“Nunca poderá ser o representante da República a retirar consequências políticas dessa não aprovação, pois […] o Governo Regional assenta exclusivamente na Assembleia Legislativa, e só este órgão pode demitir o Governo”, afirmou Ireneu Barreto numa intervenção na cerimónia militar do Comando Territorial da Madeira da Guarda Nacional Republicana (GNR), no Funchal.
Na quarta-feira, o presidente do Governo Regional da Madeira, o social-democrata Miguel Albuquerque, anunciou a retirada do Programa do Governo da discussão que decorria no parlamento madeirense, com votação prevista para o dia seguinte, quinta-feira.
O documento, que é votado em forma de moção de confiança, seria chumbado, uma vez que PS, JPP e Chega, que somam um total de 24 deputados dos 47 que compõe o hemiciclo, anunciaram o voto contra.

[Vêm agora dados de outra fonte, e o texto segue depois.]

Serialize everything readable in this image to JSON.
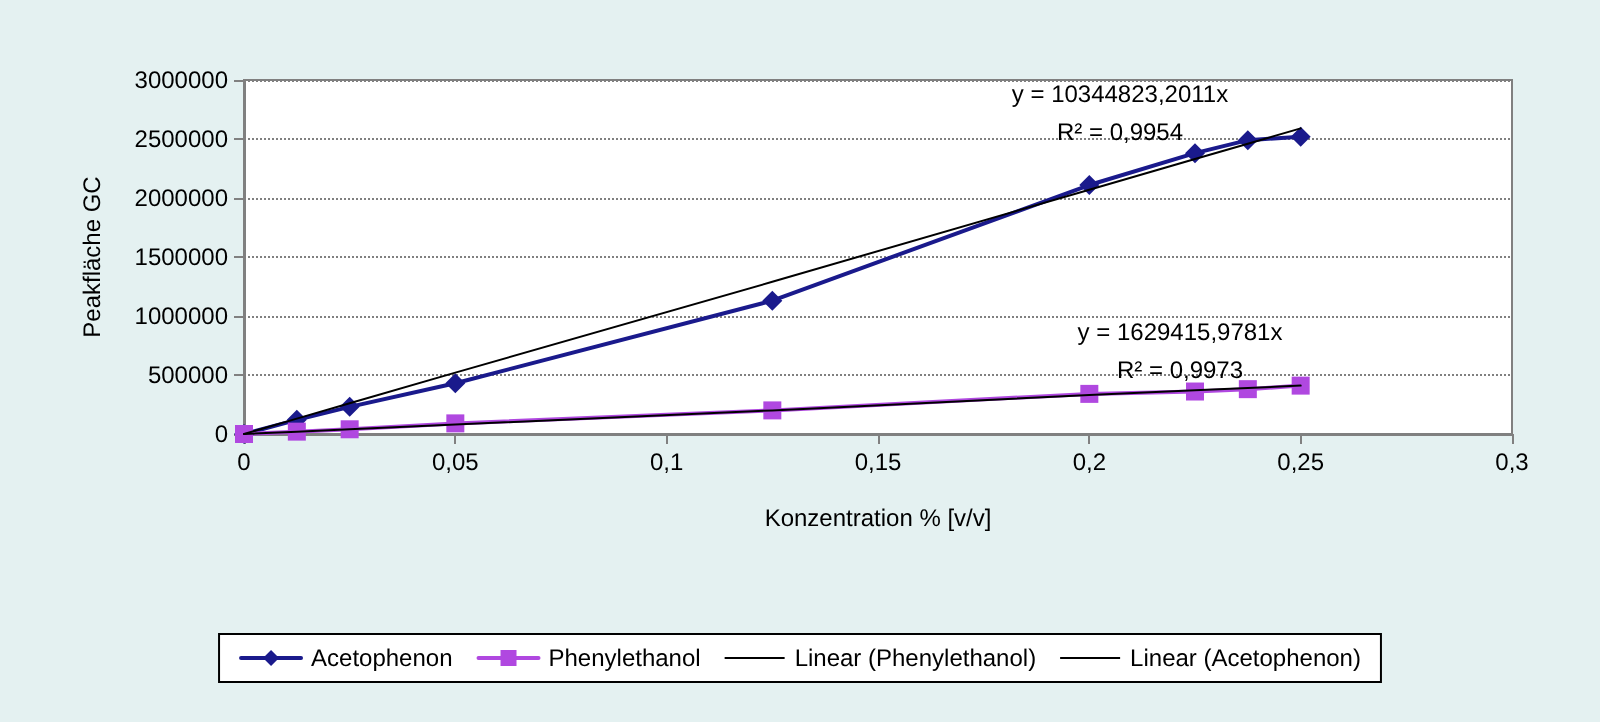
{
  "chart_data": {
    "type": "line",
    "xlabel": "Konzentration % [v/v]",
    "ylabel": "Peakfläche GC",
    "x": [
      0,
      0.0125,
      0.025,
      0.05,
      0.125,
      0.2,
      0.225,
      0.2375,
      0.25
    ],
    "series": [
      {
        "name": "Acetophenon",
        "color": "#1a1a8c",
        "marker": "diamond",
        "values": [
          0,
          120000,
          230000,
          430000,
          1130000,
          2110000,
          2380000,
          2490000,
          2520000
        ]
      },
      {
        "name": "Phenylethanol",
        "color": "#b048e0",
        "marker": "square",
        "values": [
          0,
          20000,
          40000,
          90000,
          200000,
          340000,
          360000,
          380000,
          410000
        ]
      },
      {
        "name": "Linear (Phenylethanol)",
        "color": "#000000",
        "marker": "none",
        "values": [
          0,
          20000,
          40000,
          80000,
          200000,
          330000,
          370000,
          390000,
          410000
        ]
      },
      {
        "name": "Linear (Acetophenon)",
        "color": "#000000",
        "marker": "none",
        "values": [
          0,
          130000,
          260000,
          520000,
          1290000,
          2070000,
          2330000,
          2460000,
          2590000
        ]
      }
    ],
    "xlim": [
      0,
      0.3
    ],
    "xticks": [
      0,
      {
        "value": 0.05,
        "label": "0,05"
      },
      {
        "value": 0.1,
        "label": "0,1"
      },
      {
        "value": 0.15,
        "label": "0,15"
      },
      {
        "value": 0.2,
        "label": "0,2"
      },
      {
        "value": 0.25,
        "label": "0,25"
      },
      {
        "value": 0.3,
        "label": "0,3"
      }
    ],
    "ylim": [
      0,
      3000000
    ],
    "yticks": [
      0,
      500000,
      1000000,
      1500000,
      2000000,
      2500000,
      3000000
    ],
    "annotations": [
      "y = 10344823,2011x",
      "R² = 0,9954",
      "y = 1629415,9781x",
      "R² = 0,9973"
    ],
    "grid": "y",
    "legend": "bottom",
    "line_style": "solid"
  }
}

Na intervenção de hoje, o representante da República realçou que, ao contrário do que acontece na Assembleia da República e nos Açores, onde a não aprovação de uma moção de confiança “implica necessariamente a demissão do executivo, o Estatuto Político Administrativo vigente na região “obriga a que a aprovação do Programa de Governo seja feita através de uma moção de confiança”, mas “nada diz sobre as consequências da não aprovação”.
Segundo Ireneu Barreto, “poder-se-ia afirmar que se trata de uma lacuna a preencher de acordo com o que acontece na República e nos Açores; solução, aliás, avançada por alguma doutrina”.

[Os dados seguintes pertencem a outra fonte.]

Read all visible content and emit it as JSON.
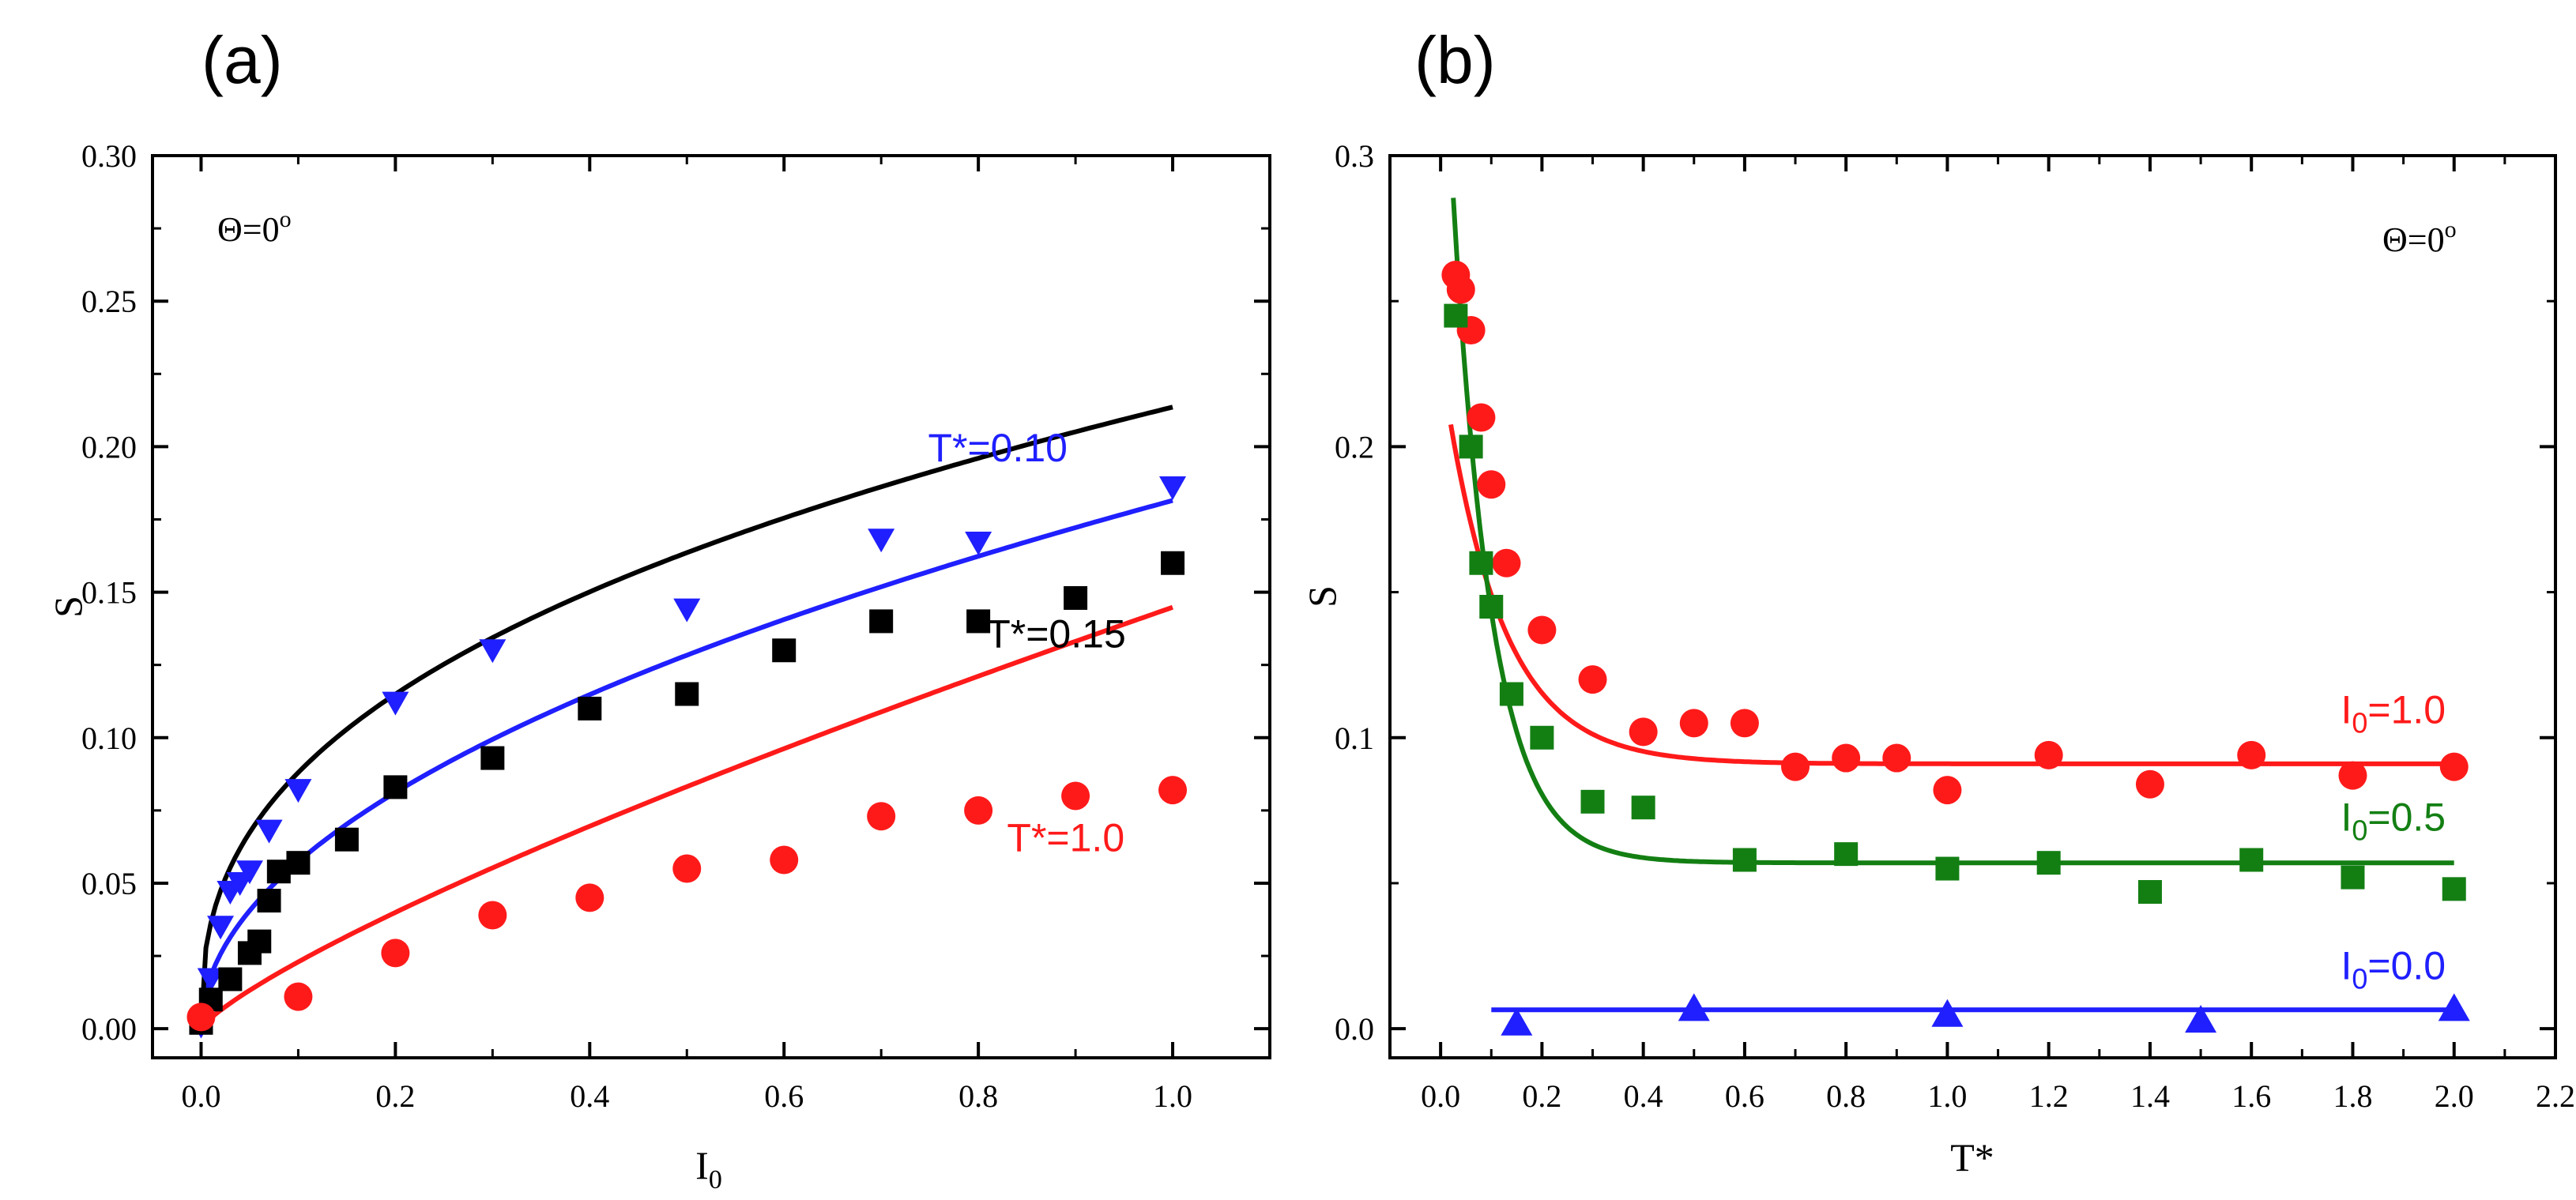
{
  "chart_data": [
    {
      "type": "scatter",
      "panel_label": "(a)",
      "xlabel": "I",
      "xlabel_sub": "0",
      "ylabel": "S",
      "xlim": [
        -0.05,
        1.1
      ],
      "ylim": [
        -0.01,
        0.3
      ],
      "xticks": [
        0.0,
        0.2,
        0.4,
        0.6,
        0.8,
        1.0
      ],
      "xtick_labels": [
        "0.0",
        "0.2",
        "0.4",
        "0.6",
        "0.8",
        "1.0"
      ],
      "yticks": [
        0.0,
        0.05,
        0.1,
        0.15,
        0.2,
        0.25,
        0.3
      ],
      "ytick_labels": [
        "0.00",
        "0.05",
        "0.10",
        "0.15",
        "0.20",
        "0.25",
        "0.30"
      ],
      "annotation": {
        "text": "Θ=0",
        "sup": "o",
        "position": "top-left"
      },
      "series": [
        {
          "name": "T*=0.10",
          "color": "#1f1fff",
          "marker": "triangle-down",
          "label": {
            "text": "T*=0.10",
            "x": 0.82,
            "y": 0.195
          },
          "x": [
            0.0,
            0.01,
            0.02,
            0.03,
            0.04,
            0.05,
            0.07,
            0.1,
            0.2,
            0.3,
            0.5,
            0.7,
            0.8,
            1.0
          ],
          "values": [
            0.001,
            0.017,
            0.035,
            0.047,
            0.05,
            0.054,
            0.068,
            0.082,
            0.112,
            0.13,
            0.144,
            0.168,
            0.167,
            0.186
          ],
          "fit": {
            "a": 0.1815,
            "b": 0.5
          }
        },
        {
          "name": "T*=0.15",
          "color": "#000000",
          "marker": "square",
          "label": {
            "text": "T*=0.15",
            "x": 0.88,
            "y": 0.131
          },
          "x": [
            0.0,
            0.01,
            0.03,
            0.05,
            0.06,
            0.07,
            0.08,
            0.1,
            0.15,
            0.2,
            0.3,
            0.4,
            0.5,
            0.6,
            0.7,
            0.8,
            0.9,
            1.0
          ],
          "values": [
            0.002,
            0.01,
            0.017,
            0.026,
            0.03,
            0.044,
            0.054,
            0.057,
            0.065,
            0.083,
            0.093,
            0.11,
            0.115,
            0.13,
            0.14,
            0.14,
            0.148,
            0.16
          ],
          "fit": {
            "a": 0.2136,
            "b": 0.385
          }
        },
        {
          "name": "T*=1.0",
          "color": "#ff1a1a",
          "marker": "circle",
          "label": {
            "text": "T*=1.0",
            "x": 0.89,
            "y": 0.061
          },
          "x": [
            0.0,
            0.1,
            0.2,
            0.3,
            0.4,
            0.5,
            0.6,
            0.7,
            0.8,
            0.9,
            1.0
          ],
          "values": [
            0.004,
            0.011,
            0.026,
            0.039,
            0.045,
            0.055,
            0.058,
            0.073,
            0.075,
            0.08,
            0.082
          ],
          "fit": {
            "a": 0.1448,
            "b": 0.8
          }
        }
      ]
    },
    {
      "type": "scatter",
      "panel_label": "(b)",
      "xlabel": "T*",
      "ylabel": "S",
      "xlim": [
        -0.1,
        2.2
      ],
      "ylim": [
        -0.01,
        0.3
      ],
      "xticks": [
        0.0,
        0.2,
        0.4,
        0.6,
        0.8,
        1.0,
        1.2,
        1.4,
        1.6,
        1.8,
        2.0,
        2.2
      ],
      "xtick_labels": [
        "0.0",
        "0.2",
        "0.4",
        "0.6",
        "0.8",
        "1.0",
        "1.2",
        "1.4",
        "1.6",
        "1.8",
        "2.0",
        "2.2"
      ],
      "yticks": [
        0.0,
        0.1,
        0.2,
        0.3
      ],
      "ytick_labels": [
        "0.0",
        "0.1",
        "0.2",
        "0.3"
      ],
      "annotation": {
        "text": "Θ=0",
        "sup": "o",
        "position": "top-right"
      },
      "series": [
        {
          "name": "I0=1.0",
          "color": "#ff1a1a",
          "marker": "circle",
          "label": {
            "text": "I",
            "sub": "0",
            "rest": "=1.0",
            "x": 1.88,
            "y": 0.105
          },
          "x": [
            0.03,
            0.04,
            0.06,
            0.08,
            0.1,
            0.13,
            0.2,
            0.3,
            0.4,
            0.5,
            0.6,
            0.7,
            0.8,
            0.9,
            1.0,
            1.2,
            1.4,
            1.6,
            1.8,
            2.0
          ],
          "values": [
            0.259,
            0.254,
            0.24,
            0.21,
            0.187,
            0.16,
            0.137,
            0.12,
            0.102,
            0.105,
            0.105,
            0.09,
            0.093,
            0.093,
            0.082,
            0.094,
            0.084,
            0.094,
            0.087,
            0.09
          ],
          "fit": {
            "y0": 0.091,
            "A": 0.255,
            "t": 0.115,
            "x0": -0.07,
            "xmin": 0.02,
            "xmax": 2.0
          }
        },
        {
          "name": "I0=0.5",
          "color": "#137f13",
          "marker": "square",
          "label": {
            "text": "I",
            "sub": "0",
            "rest": "=0.5",
            "x": 1.88,
            "y": 0.068
          },
          "x": [
            0.03,
            0.06,
            0.08,
            0.1,
            0.14,
            0.2,
            0.3,
            0.4,
            0.6,
            0.8,
            1.0,
            1.2,
            1.4,
            1.6,
            1.8,
            2.0
          ],
          "values": [
            0.245,
            0.2,
            0.16,
            0.145,
            0.115,
            0.1,
            0.078,
            0.076,
            0.058,
            0.06,
            0.055,
            0.057,
            0.047,
            0.058,
            0.052,
            0.048
          ],
          "fit": {
            "y0": 0.057,
            "A": 0.36,
            "t": 0.077,
            "x0": -0.01,
            "xmin": 0.025,
            "xmax": 2.0
          }
        },
        {
          "name": "I0=0.0",
          "color": "#1f1fff",
          "marker": "triangle-up",
          "label": {
            "text": "I",
            "sub": "0",
            "rest": "=0.0",
            "x": 1.88,
            "y": 0.017
          },
          "x": [
            0.15,
            0.5,
            1.0,
            1.5,
            2.0
          ],
          "values": [
            0.002,
            0.007,
            0.005,
            0.003,
            0.007
          ],
          "fit": {
            "y0": 0.0065,
            "A": 0,
            "t": 1,
            "x0": 0,
            "xmin": 0.1,
            "xmax": 2.0
          }
        }
      ]
    }
  ]
}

Contudo, para o juiz-conselheiro não “parece ser esta a melhor via, porquanto o referido Estatuto Político-Administrativo é muito claro a retirar as consequências da aprovação de uma moção de rejeição, sendo a moção de confiança consagrada de uma forma diferente”.
Assim, não poderá ser o representante da República a retirar consequências políticas da não aprovação de uma moção de confiança, já que o Governo Regional assenta apenas no parlamento do arquipélago e só este órgão pode demitir o executivo.
“Nem o representante da República nem mesmo Sua Excelência o Presidente da República o poderiam fazer”, acrescentou.
Assim, continuou, para ultrapassar a situação “todos os responsáveis políticos” devem colocar “o acento tónico da sua ação no interesse superior da região” para que possa ser “dotada de um programa de governo e um orçamento que tragam estabilidade”.
“Até lá, o Governo continuará em gestão”, disse, apelando ao executivo para que se esforce para “superar os inconvenientes decorrentes do regime de duodécimos”.
“E reafirmo o meu compromisso de oferecer todo o meu empenho para o êxito da sua missão”, salientou.
PS, JPP e Chega têm insistido que o problema para a aprovação do Programa de Governo é o presidente do Governo Regional, exigindo o seu afastamento.
Porém, Miguel Albuquerque recusa deixar a presidência, considerando estar devidamente legitimado em eleições internas e nas últimas regionais.
Nas eleições regionais antecipadas de 26 de maio, o PSD elegeu 19 deputados, ficando a cinco mandatos de conseguir a maioria absoluta (para a qual são necessários 24), o PS conseguiu 11, o JPP nove, o Chega quatro e o CDS-PP dois, enquanto a IL e o PAN elegeram um deputado cada.
Já depois das eleições, o PSD firmou um acordo parlamentar com os democratas-cristãos, ficando ainda assim aquém da maioria absoluta. Os dois partidos somam 21 assentos.
Também após o sufrágio, PS e JPP (com um total de 20 mandatos) anunciaram um acordo para tentar retirar o PSD do poder, mas o representante da República entendeu que não teria viabilidade e indigitou Miguel Albuquerque.
As eleições de maio realizaram-se oito meses após as legislativas madeirenses de 24 de setembro de 2023, depois de o Presidente da República, Marcelo Rebelo de Sousa, ter dissolvido o parlamento madeirense, na sequência da crise política desencadeada em janeiro, quando Miguel Albuquerque foi constituído arguido num processo sobre alegada corrupção.